Do you ever feel guilty about your work-life balance?
Where you’re trying to balance your work life and your everything-else life — and worrying what other people think about how you use your time as an entrepreneur.
You’re Type A, you work a lot.
You’ve had the not-so-fun conversation (quite a few times, actually…) with your family and friends. The one where just because you don’t have a normal 9-to-5 schedule doesn’t mean you can do such n such. Fill in the blank — everything from randomly watching their baby to driving way across town for lunch to going shopping all day…you name, you’ve been asked it.
You’ve gotten the huffs and oooooookay’s from family/friends because you say you are neck deep in a project or are barely managing the workload you have, and there’s just not a way for you to add in something else into your schedule that day.
You work from home, so that means you have time to do whatever you want, whenever you want, right?
So if you say no to a favor or a get together because you’re working, you’re just being rude or selfish…right?
While that’s definitely not the case…it sure feels that way sometimes. Especially if someone reacts negatively to your response.
Or even if they’re understanding, you still feel a little guilty you can’t do everything for everyone.
Feeling guilty about your work-life balance
Now, don’t get me wrong. I’m not saying you should be super ridged with your schedule and never take advantage of the fact you do work from home to do things you otherwise couldn’t if you were working at a cubicle.
But you have work to do. And sometimes that work takes longer than a normal 40-hour work week. And sometimes you have to say no, you can’t do xyz.
Some days for me are slammed. I’ll work 12+ hours and still have a mountain of to-dos left incomplete.
And then there are some days where my projects are super fast and I have a lot more free time than usual.
Or there are days where my brain is just worn out, and I need a break…so I don’t work like I usually do.
And so I go see a movie. Or take time to have a day date with a friend. Or take a nap.
But then sometimes I feel guilty because then I start overthinking.
What if someone who has questioned my schedule before finds out I took time off?
What if they think I’m being lazy?
Or that I just pick and choose when I want to be off and what I want to spend my time doing?
If you feel that way too…you aren’t the only one. It’s not very fun, especially when you’ve worked hard and earned the time off to breathe easy.
Learn how to handle the guilt
I’ve had to learn some people are just going to be a tad bit judgey sometimes because they just don’t get the entrepreneur life — no matter how many times you explain it.
And that a lot of other times, it’s all made up in my head and people really aren’t thinking I’m being lazy. They’re actually glad when I finally DO take a break.
Either way, how people respond to your time schedules working from home isn’t completely your — or my — responsibility.
It is our job to help others understand what entrepreneurial life is like and then be confident about the decisions we make about how we manage our time.
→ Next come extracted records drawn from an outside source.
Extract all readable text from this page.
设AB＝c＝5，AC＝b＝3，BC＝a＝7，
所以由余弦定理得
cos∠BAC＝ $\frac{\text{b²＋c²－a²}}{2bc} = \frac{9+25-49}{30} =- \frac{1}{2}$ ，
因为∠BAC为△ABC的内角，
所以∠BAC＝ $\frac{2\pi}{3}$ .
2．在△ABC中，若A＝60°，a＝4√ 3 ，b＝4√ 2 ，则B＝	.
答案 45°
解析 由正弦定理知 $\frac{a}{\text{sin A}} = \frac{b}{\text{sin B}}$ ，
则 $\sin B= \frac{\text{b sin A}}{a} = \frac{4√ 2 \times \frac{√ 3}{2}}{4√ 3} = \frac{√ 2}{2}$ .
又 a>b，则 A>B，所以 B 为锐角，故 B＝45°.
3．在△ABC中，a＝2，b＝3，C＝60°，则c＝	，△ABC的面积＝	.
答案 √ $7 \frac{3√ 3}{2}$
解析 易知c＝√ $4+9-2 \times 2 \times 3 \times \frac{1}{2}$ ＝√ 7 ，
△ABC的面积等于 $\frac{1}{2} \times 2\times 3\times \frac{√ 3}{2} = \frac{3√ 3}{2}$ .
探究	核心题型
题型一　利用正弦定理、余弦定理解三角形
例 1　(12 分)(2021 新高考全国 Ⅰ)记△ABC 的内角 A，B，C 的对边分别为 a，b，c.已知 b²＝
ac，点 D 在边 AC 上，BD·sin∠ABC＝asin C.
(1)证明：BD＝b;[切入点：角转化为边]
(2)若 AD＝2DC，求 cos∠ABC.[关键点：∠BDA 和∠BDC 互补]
We also have to realize we can’t make everyone happy all the time — as much as we may like to.
If we need to work because projects are coming due and we have bills to pay, then we need to buckle down, say no to outside requests, and get to work.
And if we need to take a break and let our brains rest, then we take a break when we need to. It doesn’t matter what other people may or may not think about us.
It’s also our responsibility to remember that we do work from home so we can have the flexibility to break out of our routine sometimes to help or spend time with others. So take advantage of that — don’t hustle so hard you forget to actually live your life.
How do you handle your work schedule and other people asking you to do things they probably wouldn’t ask you if you worked a 9-to-5?
Do you ever feel guilty if you have to say no?